IT’S a cold April evening at the CIT complex as members of St Finbarr’s Athletic Club gather for a weekly track session.
Under the watchful eye of Fergus O’Donovan, tonight the athletes will complete a session of four 800 metres runs with a corresponding recovery in between.
Although smaller than usual due to a road race the following night, the group is made up of some of the more experienced athletes in the club, along with a number of newcomers the product of the current running boom.
As he completes his allotted number of 800m repeats in a shade over two minutes and 20 seconds each, the 6ft 2in frame and long stride of Cathal O’Donovan stands out.
The woodwork teacher had travelled to the track the short distance from his digs near the Rendezvous Bar on his lightweight road bike and after a short warmdown its back on the bike, another session completed.
Bike, run, bike. It’s a sequence that plays a big part in this 25-year-old’s life and which sees him compete this weekend at European level in the Dutch town of Horst.
The duathlon is not as high profile as its better-known cousin, the triathlon, but it is just as demanding, as O’Donovan explains what awaits him this coming weekend: “It’s the long distance European Championships and it comprises of a 15km run, a 60km bike ride followed by another 7.5km run. After completing the 15km run, it’s straight on to the bike and when that’s completed then it’s out the gap again for the second run.”
“The other two on the Irish team are Mark Nolan from Kerry, who’s a member of the Emerald cycling club and based in Belgium, and David Vaughan, who lives in London, and recently won the Welsh championships,” says O’Donovan.
Last year, the European Championships were held in Limerick where O’Donovan finished third in the open race.
“Some of the lads advised me to go away and train a bit more and apply for the elite race. There was a qualifying event held in Wicklow back in October and I came fifth in that and then I sent off my sport CV to see if I could be selected for the elite.”
It’s a rapid progression for the man from Balteenbrack near Dunmanway, who is just a short two years in the sport. But the athletic ability was always there, as he recalls: “I was always into athletics and my father used to take my brother Risteárd and myself to all the local sports. Living in the country, we were usually busy on the farm so we weren’t members of an athletics club but we won a lot of medals, running in our bare feet.”
“In the country we always cycled everywhere but I never cycled competitively. Then, while teaching in Skibbereen, a friend of mine was into spinning classes and so I started that. I got a bike on the bike-to-work scheme and started to do a few cycle tours such as the Ring of Kerry and the Tour of Munster.
“One day one of the teachers I was working with told me about a duathlon in Skibbereen which was part of the West Cork Series so I said I’d do it for the craic and I ended up coming fourth and that’s where it all began. I got to know a few of the people from St Finbarr’s like Paul Gallagher, James Curran and Kathy Cooke so when I started working in Kinsale I joined the club.”
This year alone O’Donovan has taken part in nine duathlon races and has won eight of them. “The first race of the season was in Limerick and I beat the likes of Dave Richardson, who would be one of the elites, there.

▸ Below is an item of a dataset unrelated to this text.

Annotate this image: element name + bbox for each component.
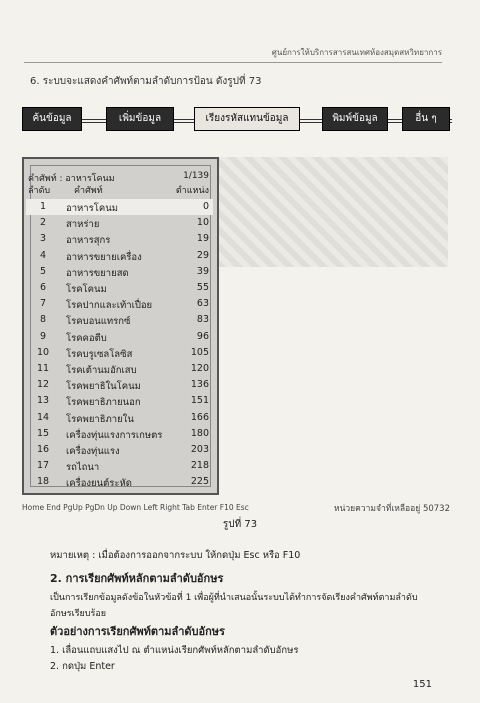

I also won in Carrick-on Suir, along with a few in West Cork, and I set a record for the Valentia Island event.
“The toughest I had was in Ennis, that’s Ireland’s only draft legal race. That means you can draft on the bike behind the fellow in front of you. The best in Ireland were there. I led the run but then the chain came off my bike and I ended up second, three seconds behind the winner.”
Prior to the commencement of the duathlon season, O’Donovan had put in a good winter of cross-country running, claiming the bronze medal in the Munster Novice and finishing 12th at All-Ireland level.
While running may be a pretty basic and cheap activity, the same cannot be said of the duathlon. “It’s a fierce costly sport, just this evening I collected two new wheels and they cost me €2,000. That’s just the wheels alone, without the tyres. The bike I’m taking to Holland is three grand, and that’s just a road bike. I can’t afford a triathlon bike, but I find that the road bike is more suitable for the Irish roads anyway.”
O’Donovan has obtained some sponsorship from The Edge Sports Shop and St Finbarr’s have also made a contribution to his costs, but in the present climate he knows that sponsorship is hard to come by. “I tried everyone and even contacted the Irish Sports Council, but they couldn’t help me out. My family have been a great support, but of course I’d be delighted if someone came along and sponsored me,” he says.